Q: Is it possible that we have defined our strategic problem incorrectly? President Obama has put 100,000 Americans into Afghanistan in order to deny al Qaeda a base in that one country. But maybe our strategic problem is to deny al Qaeda a base in any country?
A: You could put it like that.
Q: Which would mean that concentrating so much American force in one place — and such a remote place — risks missing larger and nearer dangers in places like Libya and Yemen?
A: The usual answer to that is “We can walk and chew gum at the same time.”
Q: Is that a good analogy?
A: No.
The 2004 Bush/Cheney campaign ridiculed the Kerry/Edwards campaign for viewing counter-terrorism as "a law enforcement problem" when that is exactly how terrorism has been more or less successfully treated in Europe. The alternative approach (originated by Bush/Cheney in Iraq) has been disastrous. As blogger Andrew Sullivan notes in a recent post, this has been a key component in our present fiscal problems.

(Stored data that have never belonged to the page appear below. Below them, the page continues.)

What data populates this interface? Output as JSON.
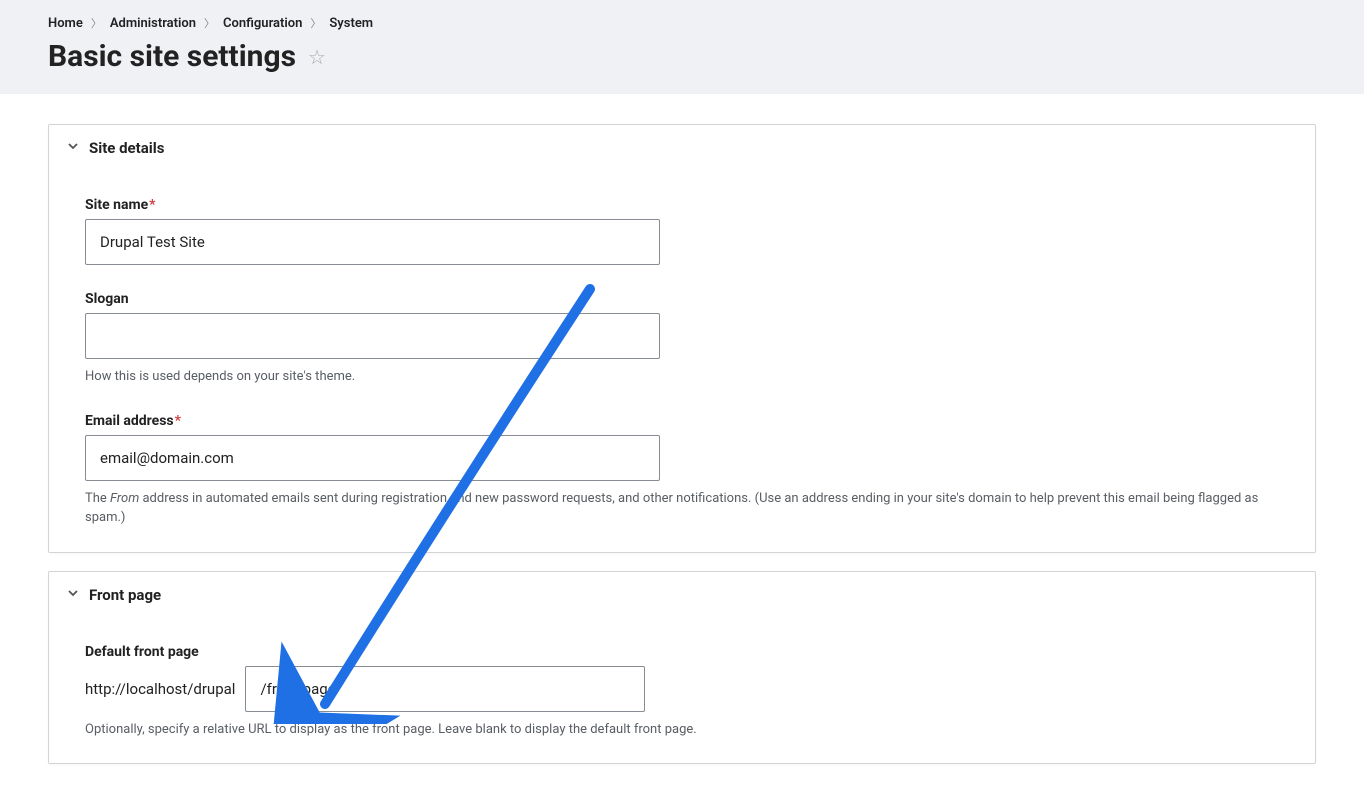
{
  "breadcrumb": {
    "items": [
      "Home",
      "Administration",
      "Configuration",
      "System"
    ]
  },
  "page": {
    "title": "Basic site settings"
  },
  "fieldsets": {
    "site_details": {
      "title": "Site details",
      "site_name": {
        "label": "Site name",
        "value": "Drupal Test Site"
      },
      "slogan": {
        "label": "Slogan",
        "value": "",
        "help": "How this is used depends on your site's theme."
      },
      "email": {
        "label": "Email address",
        "value": "email@domain.com",
        "help_pre": "The ",
        "help_em": "From",
        "help_post": " address in automated emails sent during registration and new password requests, and other notifications. (Use an address ending in your site's domain to help prevent this email being flagged as spam.)"
      }
    },
    "front_page": {
      "title": "Front page",
      "default_front": {
        "label": "Default front page",
        "prefix": "http://localhost/drupal",
        "value": "/front-page",
        "help": "Optionally, specify a relative URL to display as the front page. Leave blank to display the default front page."
      }
    }
  }
}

The US is broke, its military over-extended, in two ill-conceived wars that are still being waged at a staggering human and financial cost. Maybe we should ask Lawrence one simple question: what would you cut from the budget to afford such an open-ended military endeavor? If you cannot answer that one, you really have learned nothing from the disasters - fiscal and military - of the last decade.